Que pouvait donc faire Antonin Peretjatko après la petite bombe de La fille du 14 juillet ? Comment s’imaginer être encore surpris par ce réalisateur après le feu d’artifice absurde et vintage dont il nous avait gratifiés ?
La loi de la jungle apporte une réponse malicieuse : poursuivre dans cette veine tout en donnant l’illusion d’arrondir certains angles.
La permanence d’un ton et d’un style et donc, dorénavant, la patte Peretjatko, ne se dément pas : La loi de la jungle multiplie les idées déjantées, qu’elle soient narratives (le pitch même du film, où un stagiaire du ministère de la Norme se voit sommé d’aller homologuer un projet de station de ski indoor en Guyane) ou visuelles : chutes, léger accéléré des gestes comme de voix, maladresse généralisée… La forme baroque, les transgressions narratives (une musique rivée à un personnage, des inscriptions assez godardiennes à l’écran, des références aux sponsors du film sur le tee-shirt d’un rebelle…) achèvent l’allure échevelée de cette odyssée où Vincent Macaigne et Vimala Pons se vautrent dans la jungle, au point de fusionner avec sa loi aux antipodes de toute civilisation : place aux instincts, à la violence et à la sensualité.

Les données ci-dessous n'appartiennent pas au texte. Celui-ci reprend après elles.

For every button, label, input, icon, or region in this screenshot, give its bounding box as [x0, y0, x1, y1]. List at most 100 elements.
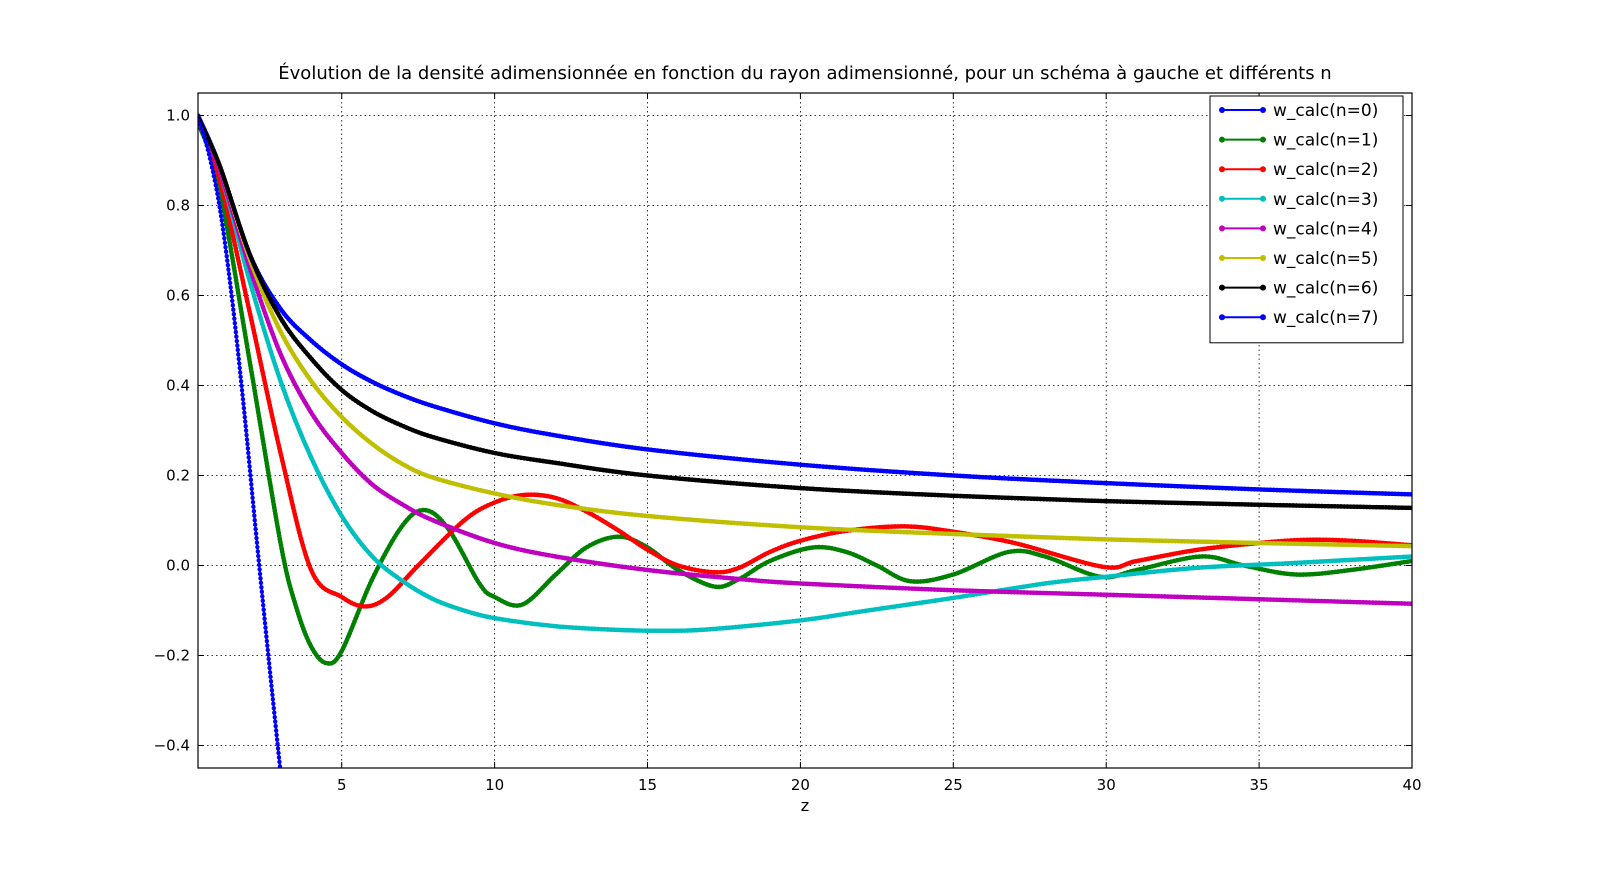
- series-point-0: [1364, 490, 1369, 496]
- series-point-7: [268, 679, 274, 684]
- series-point-7: [212, 178, 218, 183]
- series-point-7: [237, 365, 242, 371]
- series-point-4: [1354, 599, 1360, 605]
- series-point-4: [1213, 595, 1219, 601]
- series-point-4: [1168, 594, 1174, 599]
- series-point-6: [1153, 500, 1158, 505]
- series-point-7: [243, 428, 249, 433]
- series-point-7: [235, 347, 240, 353]
- series-point-7: [263, 625, 268, 630]
- series-point-4: [1108, 592, 1113, 598]
- series-point-6: [1198, 501, 1203, 506]
- series-point-6: [1191, 501, 1197, 506]
- series-point-2: [714, 570, 720, 575]
- series-point-7: [271, 705, 277, 711]
- series-point-4: [1367, 600, 1372, 605]
- series-point-0: [1389, 491, 1395, 497]
- legend-label: w_calc(n=2): [1273, 160, 1378, 180]
- series-point-0: [1341, 489, 1347, 495]
- series-point-0: [1386, 491, 1392, 496]
- series-point-4: [1248, 596, 1254, 602]
- series-point-4: [1319, 598, 1324, 604]
- series-point-7: [261, 611, 267, 617]
- series-point-6: [1290, 503, 1296, 508]
- series-point-5: [1070, 536, 1076, 541]
- series-point-5: [1105, 537, 1111, 542]
- legend-label: w_calc(n=3): [1273, 190, 1378, 210]
- series-point-4: [1088, 592, 1094, 597]
- series-point-4: [1005, 589, 1011, 595]
- series-point-5: [1201, 539, 1207, 545]
- series-point-5: [1224, 540, 1229, 545]
- series-point-4: [1229, 596, 1235, 601]
- series-point-6: [1255, 502, 1261, 508]
- series-point-7: [259, 585, 264, 590]
- series-point-0: [1348, 490, 1353, 495]
- series-point-4: [1034, 590, 1040, 596]
- series-point-3: [659, 628, 665, 634]
- series-point-7: [277, 764, 283, 768]
- series-point-6: [1303, 503, 1309, 509]
- series-point-4: [1402, 601, 1408, 606]
- series-point-7: [267, 665, 272, 671]
- series-point-7: [253, 531, 259, 536]
- series-point-7: [248, 477, 254, 483]
- series-point-5: [1057, 535, 1063, 541]
- series-point-6: [1124, 499, 1130, 505]
- series-point-6: [1329, 503, 1334, 509]
- series-point-6: [1370, 504, 1376, 510]
- series-point-7: [256, 553, 261, 559]
- series-point-4: [1053, 591, 1059, 596]
- series-point-5: [1185, 539, 1191, 544]
- series-point-5: [1358, 542, 1364, 548]
- series-point-6: [1361, 504, 1366, 510]
- x-tick-label: 30: [1097, 776, 1116, 794]
- series-point-7: [252, 522, 258, 527]
- series-point-3: [679, 628, 684, 634]
- series-point-4: [1066, 591, 1072, 596]
- series-point-5: [1243, 540, 1249, 546]
- series-point-4: [1188, 594, 1193, 600]
- series-point-7: [252, 513, 257, 518]
- series-point-6: [1159, 500, 1165, 505]
- series-point-5: [1227, 540, 1233, 545]
- series-point-4: [1348, 599, 1353, 605]
- series-point-6: [1111, 499, 1117, 504]
- series-point-6: [1367, 504, 1373, 510]
- legend-label: w_calc(n=6): [1273, 279, 1378, 299]
- series-point-6: [1386, 505, 1392, 510]
- series-point-5: [1342, 542, 1348, 548]
- series-point-4: [1092, 592, 1097, 597]
- series-point-4: [1252, 596, 1257, 602]
- legend-label: w_calc(n=4): [1273, 219, 1378, 239]
- series-point-4: [1357, 599, 1363, 605]
- legend-marker: [1260, 166, 1266, 173]
- series-point-5: [1275, 541, 1281, 546]
- series-point-6: [1204, 501, 1210, 506]
- series-point-4: [1335, 599, 1340, 604]
- series-point-7: [269, 688, 275, 693]
- series-point-7: [261, 607, 266, 612]
- legend-item: w_calc(n=0): [1219, 101, 1378, 121]
- series-point-2: [1317, 537, 1323, 543]
- series-point-7: [243, 419, 248, 424]
- series-point-7: [260, 594, 265, 599]
- series-point-7: [199, 126, 204, 131]
- series-point-6: [1242, 502, 1248, 507]
- series-point-6: [1258, 502, 1264, 508]
- series-point-7: [206, 152, 212, 157]
- series-point-7: [258, 580, 264, 586]
- series-point-7: [236, 352, 241, 357]
- series-point-5: [1067, 535, 1073, 541]
- x-tick-label: 5: [337, 776, 347, 794]
- series-point-6: [1098, 498, 1104, 504]
- series-point-7: [223, 245, 228, 250]
- legend-marker: [1219, 225, 1225, 232]
- series-point-4: [1293, 598, 1299, 603]
- series-point-7: [226, 271, 232, 277]
- series-point-5: [1169, 538, 1175, 544]
- series-point-4: [1364, 600, 1369, 605]
- series-point-4: [1191, 595, 1196, 600]
- series-point-4: [1133, 593, 1139, 598]
- series-point-7: [209, 165, 215, 170]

Mais la fantaisie absurde elle-même ne règne pas au mépris de tout discours. Dans un maelstrom jubilatoire et anachronique ou cohabitent l’Empire Français de Pompidou et le smartphone, le cinéaste multiplie les raccords avec l’actualité, des fondamentalistes à l’écologie, en passant par la technocratie et la mondialisation asphyxiante. Sans céder au didactisme, et dans un esprit frondeur qui nourrit toute la veine comique du film, il taille des costards à notre époque avec la même vigueur que son actrice met des pains d’anthologie aux sectaires de la jungle.
A cela s’ajoute une audace nouvelle, et peut-être la plus risquée : sur ce bouillonnement burlesque et grotesque, dans lequel les corps sont particulièrement malmenés (piqures, fractures, chutes, infections ignobles, cannibalisme), Peretjatko greffe une histoire d’amour particulièrement sensuelle. La jungle infuse un éveil des sens qui passe dans un premier temps par la contemplation, de la luxuriance végétale puis du règne animal à travers un bestiaire éclectique au sommet duquel trôneront les amants improbables.
La ligne de crête qui fait cohabiter le ridicule, la tendresse et la sensualité torride est extrêmement ténue, mais elle fonctionne. Que ce soit lors d’une frénétique nuit sous l’emprise d’aphrodisiaques ou au fil de séquences laissant éclore un amour tropical (souligné un temps, il fallait oser, par l’Oxygen de Jean-Michel Jarre), le récit ménage des séquences au calme croissant, loin de la furie des hommes. Comme si la valse folle du monde rendait possible ces enclaves, où l’on s’arrête sur le vol de papillons bleus, où l’on s’étreint dans le sable avant de se laisser glisser sur une pirogue dans une jungle devenue familière.
90 minutes de gags en laissent certains sur le carreau ; un rythme aussi frénétique occasionne des baisses de régime dramaturgiques. Mais la variété des registres, l’exhaustivité dynamique et la sincérité évidente de la Loi de la jungle en font aussi sa plus grande réussite. Vivement le prochain.